How to enhance your street-corner campaigning
Three ways to tell it’s late October in Spokane without looking at the calendar: Leaves are turning colors, carved pumpkins are on front porches and candidates are doing stupid things with campaign signs on street corners.
Don’t get me wrong. A campaign sign is a form of political speech, which is among the freest speech in the land. If candidates or their supporters, or people who feel strongly for or against some ballot issue, want to exercise that right by standing on a corner with their speech on a stick, they should have at it.
This has been a tradition in Spokane for decades. Some people credit (blame might be a better word) former county Commissioner Steve Hasson with pioneering the tactic in his 1986 campaign. But it goes back at least to Skip Chilberg, who used it in his 1982 campaign for county treasurer. And it probably goes back further, although there’s no truth to the theory that Teddy Roosevelt was talking about waving signs on the street corner when he said “Speak softly and carry a big stick.” After all, TR was just quoting an African parable and yard signs were not then in vogue among candidates in Africa.
But we digress.
Over the years, it has become an article of faith among campaign managers and candidates that one must stand on street corners and wave signs at passing motorists. Even if one thought it a specious way of upping one’s vote count – Do many voters decide who’d be a better council member based on which candidate has the most sign-carrying supporters in a.m. drive time? And if they do, are they really the people we want choosing our leaders? – it used to be confined primarily to a day or two before Election Day.
But with the all-mail ballot system, we no longer have an Election Day. We have an Election Fortnight-and-a-half, which seems to obligate candidates and ballot measurists to spend mornings and evenings in sign-waving frenzies at anything on wheels.
So wave as much as you like, but here are some tips for impressing those few voters who might mark a ballot for you just because they pass on the street and don’t toss their half-finished latte at you.
•Don’t flood the zone. One person with one sign is enough at most intersections, but if you crave company, have one for the east-west lanes and one for the north-souths. One morning last week, a candidate who shall remain nameless had at least nine supporters spread across the corners and dividers of a South Hill intersection. Some were waving signs, some were leaning on them, some were talking, some were drinking coffee. It was the campaign equivalent of a public works project where one guy is digging and four guys are standing around telling him how to dig.
•Know your corners. Most corners are just corners, but others are places where stuff happens that isn’t conducive to campaigning. For example, the corner of Fifth Avenue and Walnut Street, where candidates have been congregating lately, is often a location where panhandlers regularly stand with hand-scribbled “Homeless. Anything Helps. God Bless” messages on cardboard. Candidates standing there evoke the image of begging for votes.

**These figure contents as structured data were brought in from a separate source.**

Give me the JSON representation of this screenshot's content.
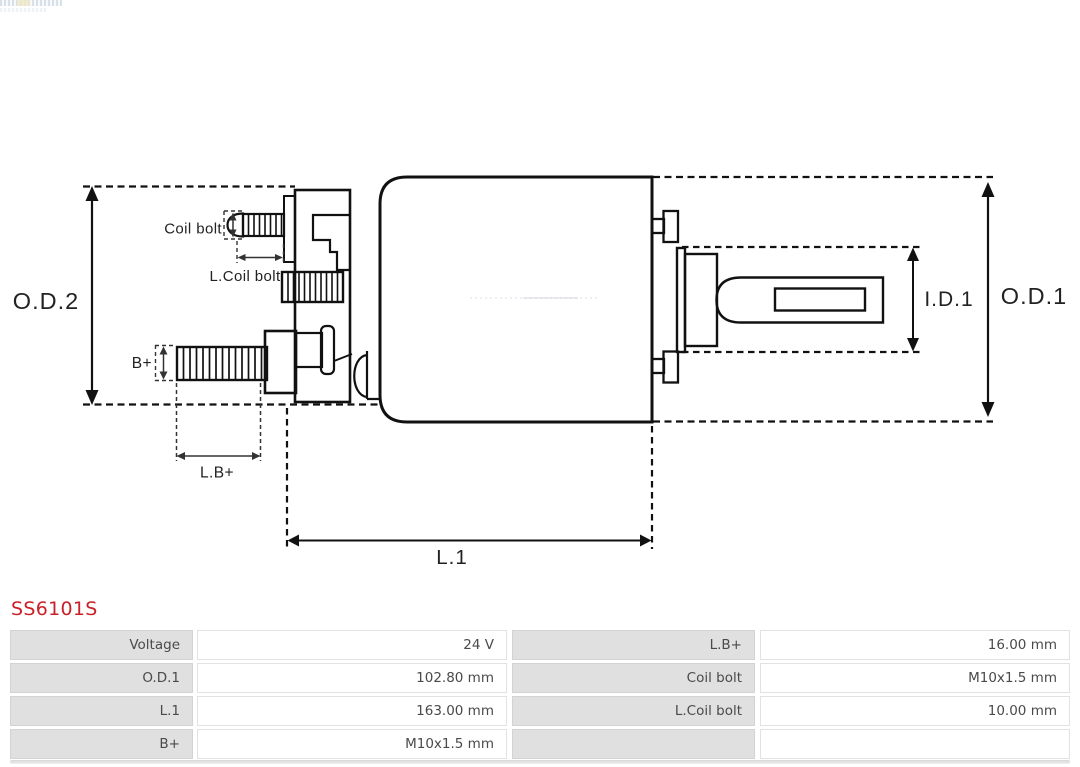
{
  "part_number": "SS6101S",
  "diagram": {
    "labels": {
      "od2": "O.D.2",
      "coil_bolt": "Coil bolt",
      "l_coil_bolt": "L.Coil bolt",
      "b_plus": "B+",
      "l_b_plus": "L.B+",
      "l1": "L.1",
      "id1": "I.D.1",
      "od1": "O.D.1"
    }
  },
  "table": {
    "rows": [
      {
        "label1": "Voltage",
        "value1": "24 V",
        "label2": "L.B+",
        "value2": "16.00 mm"
      },
      {
        "label1": "O.D.1",
        "value1": "102.80 mm",
        "label2": "Coil bolt",
        "value2": "M10x1.5 mm"
      },
      {
        "label1": "L.1",
        "value1": "163.00 mm",
        "label2": "L.Coil bolt",
        "value2": "10.00 mm"
      },
      {
        "label1": "B+",
        "value1": "M10x1.5 mm",
        "label2": "",
        "value2": ""
      }
    ]
  },
  "colors": {
    "part_number_red": "#c92127",
    "drawing_line": "#111111",
    "table_label_bg": "#e0e0e0",
    "table_text": "#4a4a4a"
  }
}
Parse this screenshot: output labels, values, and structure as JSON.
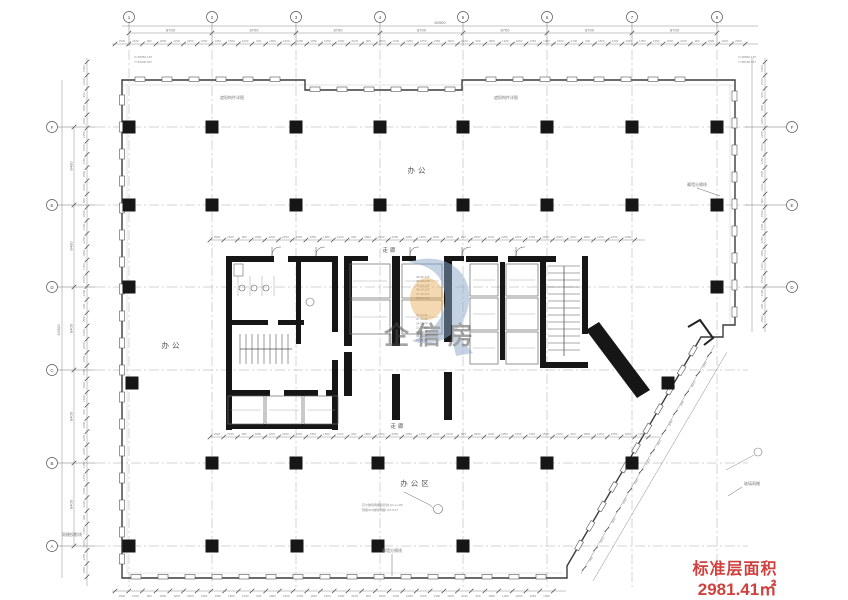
{
  "title": "标准层平面图",
  "area_box": {
    "label": "标准层面积",
    "value": "2981.41㎡",
    "color": "#d0413d"
  },
  "watermark": {
    "text": "企信房",
    "blue": "#8ba7ca",
    "orange": "#e3a44a",
    "red": "#c84b4b"
  },
  "rooms": {
    "office_top": "办公",
    "office_left": "办公",
    "office_bottom": "办公区",
    "corridor_top": "走廊",
    "corridor_bottom": "走廊"
  },
  "annotations": {
    "shade_detail_1": "遮阳构件详图",
    "shade_detail_2": "遮阳构件详图",
    "curtain_divider_bottom": "幕墙分隔线",
    "curtain_divider_right": "幕墙分隔线",
    "glass_canopy": "玻璃雨棚",
    "canopy_note_1": "高大玻璃雨棚投影线 1F(+1.05)",
    "canopy_note_2": "预留GF(玻璃雨棚) 2% 5.47",
    "corner_tl_1": "X=30852.145",
    "corner_tl_2": "Y=51206.307",
    "corner_tr_1": "X=30852.145",
    "corner_tr_2": "Y=58100.957",
    "canopy_left": "雨棚投影线",
    "levels_a": [
      "49.80-15F",
      "46.60-14F",
      "43.40-13F",
      "40.20-12F",
      "37.00-11F",
      "33.80-10F"
    ],
    "levels_b": [
      "30.60-9F",
      "27.40-8F",
      "24.20-7F",
      "21.00-6F",
      "17.80-5F",
      "14.60-4F",
      "11.40-3F"
    ]
  },
  "axes": {
    "top": {
      "labels": [
        "1",
        "2",
        "3",
        "4",
        "5",
        "6",
        "7",
        "8"
      ],
      "spans": [
        "8700",
        "8700",
        "8700",
        "8700",
        "8700",
        "8700",
        "8700"
      ],
      "total": "60900"
    },
    "left": {
      "labels": [
        "F",
        "E",
        "D",
        "C",
        "B",
        "A"
      ],
      "spans": [
        "8400",
        "8400",
        "8400",
        "8400",
        "8400"
      ],
      "total": "42000"
    },
    "right": {
      "labels": [
        "F",
        "E",
        "D"
      ]
    }
  },
  "dims": {
    "pattern": [
      "1500",
      "2100",
      "900",
      "1800",
      "1200",
      "2250",
      "1050",
      "1350"
    ]
  },
  "colors": {
    "wall": "#161616",
    "line": "#3c3c3c",
    "grid": "#a8a8a8",
    "dim": "#8a8a8a"
  }
}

•Don’t be a traffic hazard. Opponents of a statewide ballot measure were congregated on a downtown corner with traffic lights during the evening drive one night last week, and had such a cluster close to the curb it was difficult for drivers to see around them. That meant drivers stopped at the light would sometimes make a left turn into oncoming traffic because they couldn’t see around the signs.
•Don’t stand out in a downpour. Makes people think a candidate or his supporters don’t have the sense to come in out of the rain.